Domestic Minor Sex Trafficking
Human trafficking has become our modern-day slavery and is considered the third-largest and fastest growing criminal industry in the world. What many do not know is that this epidemic is thriving in our country and not only affects foreign victims but also American children. In fact, national experts estimate that as many as 300,000 American children are trafficked each year in the United States and the average age of the victims is 12-14. Evidence shows that the Internet has become the tool of choice for these predators.

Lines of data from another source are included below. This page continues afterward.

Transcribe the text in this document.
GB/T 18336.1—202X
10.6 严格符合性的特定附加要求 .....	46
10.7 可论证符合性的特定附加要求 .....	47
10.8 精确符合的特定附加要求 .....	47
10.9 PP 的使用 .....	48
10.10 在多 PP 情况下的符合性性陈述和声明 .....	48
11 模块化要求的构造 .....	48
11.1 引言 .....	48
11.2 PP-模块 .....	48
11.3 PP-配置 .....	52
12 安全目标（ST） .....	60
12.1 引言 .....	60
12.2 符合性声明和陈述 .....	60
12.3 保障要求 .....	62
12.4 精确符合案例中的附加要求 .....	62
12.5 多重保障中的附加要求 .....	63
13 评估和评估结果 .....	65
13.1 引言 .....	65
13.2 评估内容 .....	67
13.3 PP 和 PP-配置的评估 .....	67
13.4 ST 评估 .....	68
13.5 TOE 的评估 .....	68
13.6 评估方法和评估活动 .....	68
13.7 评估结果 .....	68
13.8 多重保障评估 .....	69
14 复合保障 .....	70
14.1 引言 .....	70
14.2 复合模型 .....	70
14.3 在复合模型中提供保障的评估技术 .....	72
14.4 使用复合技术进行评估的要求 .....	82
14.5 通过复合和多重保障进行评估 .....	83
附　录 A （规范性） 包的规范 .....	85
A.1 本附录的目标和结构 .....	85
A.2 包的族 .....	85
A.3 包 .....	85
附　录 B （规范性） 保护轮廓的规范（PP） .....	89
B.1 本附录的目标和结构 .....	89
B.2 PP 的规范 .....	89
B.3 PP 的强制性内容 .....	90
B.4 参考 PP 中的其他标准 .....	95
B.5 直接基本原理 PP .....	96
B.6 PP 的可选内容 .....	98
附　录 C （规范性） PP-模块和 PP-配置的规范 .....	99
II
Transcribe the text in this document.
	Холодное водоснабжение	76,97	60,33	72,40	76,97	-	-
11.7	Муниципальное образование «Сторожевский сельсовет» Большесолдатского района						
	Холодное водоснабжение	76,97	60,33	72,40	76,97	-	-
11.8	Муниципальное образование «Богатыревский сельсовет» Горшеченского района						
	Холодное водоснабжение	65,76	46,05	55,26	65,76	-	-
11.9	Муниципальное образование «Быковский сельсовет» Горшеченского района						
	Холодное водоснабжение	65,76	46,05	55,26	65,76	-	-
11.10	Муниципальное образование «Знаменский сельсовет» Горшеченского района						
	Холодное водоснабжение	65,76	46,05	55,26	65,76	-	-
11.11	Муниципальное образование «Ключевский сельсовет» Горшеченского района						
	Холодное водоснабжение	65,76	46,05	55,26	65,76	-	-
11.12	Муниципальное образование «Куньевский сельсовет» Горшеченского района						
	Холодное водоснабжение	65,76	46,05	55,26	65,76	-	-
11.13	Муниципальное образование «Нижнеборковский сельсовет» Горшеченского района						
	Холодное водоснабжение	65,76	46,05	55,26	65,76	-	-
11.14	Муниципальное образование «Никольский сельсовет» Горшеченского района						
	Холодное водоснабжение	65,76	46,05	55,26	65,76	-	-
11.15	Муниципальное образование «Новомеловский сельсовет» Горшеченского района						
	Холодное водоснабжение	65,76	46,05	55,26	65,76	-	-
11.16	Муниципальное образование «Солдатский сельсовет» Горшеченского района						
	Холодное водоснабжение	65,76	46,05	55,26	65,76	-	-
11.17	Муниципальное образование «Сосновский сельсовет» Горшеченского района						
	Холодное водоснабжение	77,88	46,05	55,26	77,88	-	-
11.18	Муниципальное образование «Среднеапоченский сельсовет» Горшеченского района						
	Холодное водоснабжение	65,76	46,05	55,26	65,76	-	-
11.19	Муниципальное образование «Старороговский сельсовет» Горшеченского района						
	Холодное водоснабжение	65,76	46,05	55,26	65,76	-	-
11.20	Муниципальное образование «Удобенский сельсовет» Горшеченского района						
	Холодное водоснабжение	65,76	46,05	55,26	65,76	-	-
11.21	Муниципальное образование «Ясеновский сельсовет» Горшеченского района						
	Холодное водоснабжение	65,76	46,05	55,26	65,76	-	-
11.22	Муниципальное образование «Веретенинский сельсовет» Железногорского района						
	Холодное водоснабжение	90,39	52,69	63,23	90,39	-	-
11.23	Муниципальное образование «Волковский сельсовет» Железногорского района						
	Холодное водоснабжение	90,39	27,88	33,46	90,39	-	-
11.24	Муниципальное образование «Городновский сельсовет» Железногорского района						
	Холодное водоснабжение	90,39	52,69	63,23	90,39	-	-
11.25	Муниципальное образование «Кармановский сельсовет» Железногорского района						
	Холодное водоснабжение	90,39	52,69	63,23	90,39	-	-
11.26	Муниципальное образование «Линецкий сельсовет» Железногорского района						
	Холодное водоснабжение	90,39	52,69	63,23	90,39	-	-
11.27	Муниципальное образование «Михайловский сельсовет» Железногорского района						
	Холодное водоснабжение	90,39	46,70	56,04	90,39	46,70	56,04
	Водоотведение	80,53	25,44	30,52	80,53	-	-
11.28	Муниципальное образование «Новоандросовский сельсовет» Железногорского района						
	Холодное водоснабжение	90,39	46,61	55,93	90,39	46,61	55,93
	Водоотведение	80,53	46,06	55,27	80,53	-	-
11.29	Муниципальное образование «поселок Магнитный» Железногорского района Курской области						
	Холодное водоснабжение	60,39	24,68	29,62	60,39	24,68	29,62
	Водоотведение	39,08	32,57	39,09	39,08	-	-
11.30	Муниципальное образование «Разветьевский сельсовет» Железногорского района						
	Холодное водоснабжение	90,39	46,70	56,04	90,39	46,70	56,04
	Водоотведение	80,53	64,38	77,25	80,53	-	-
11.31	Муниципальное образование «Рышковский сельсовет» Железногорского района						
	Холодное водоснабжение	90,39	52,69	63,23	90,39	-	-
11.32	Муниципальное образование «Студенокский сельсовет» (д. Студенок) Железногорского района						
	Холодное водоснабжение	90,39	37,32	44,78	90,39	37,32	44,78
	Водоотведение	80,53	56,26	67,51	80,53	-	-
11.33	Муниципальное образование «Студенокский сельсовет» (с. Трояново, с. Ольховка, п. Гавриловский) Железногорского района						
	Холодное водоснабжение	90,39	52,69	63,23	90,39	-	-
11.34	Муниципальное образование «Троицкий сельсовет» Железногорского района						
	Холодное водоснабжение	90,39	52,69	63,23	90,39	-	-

In 2010, Speier called on the House Judiciary committee to hold a hearing into this troubling epidemic. The hearing took place in September 2010 and led to a deeper understanding of the issue and a renewed commitment by Congress to improve the lives of the innocent victims affected. But the problem is truly local and must also be tackled at home. That is why Speier launched the San Mateo County Zero Tolerance initiative-a collaborative partnership between law enforcement officials, community members and our non-profit partners. The goals of the initiative are to raise community awareness and ensure that victims have the resources they need and that their perpetrators are brought to justice.

In May 2011, Speier held a collaborative training that more than 150 community members attended. Further, she has held three meetings with law enforcement officials on the topic and is pleased that they have pledged to make this issue a priority.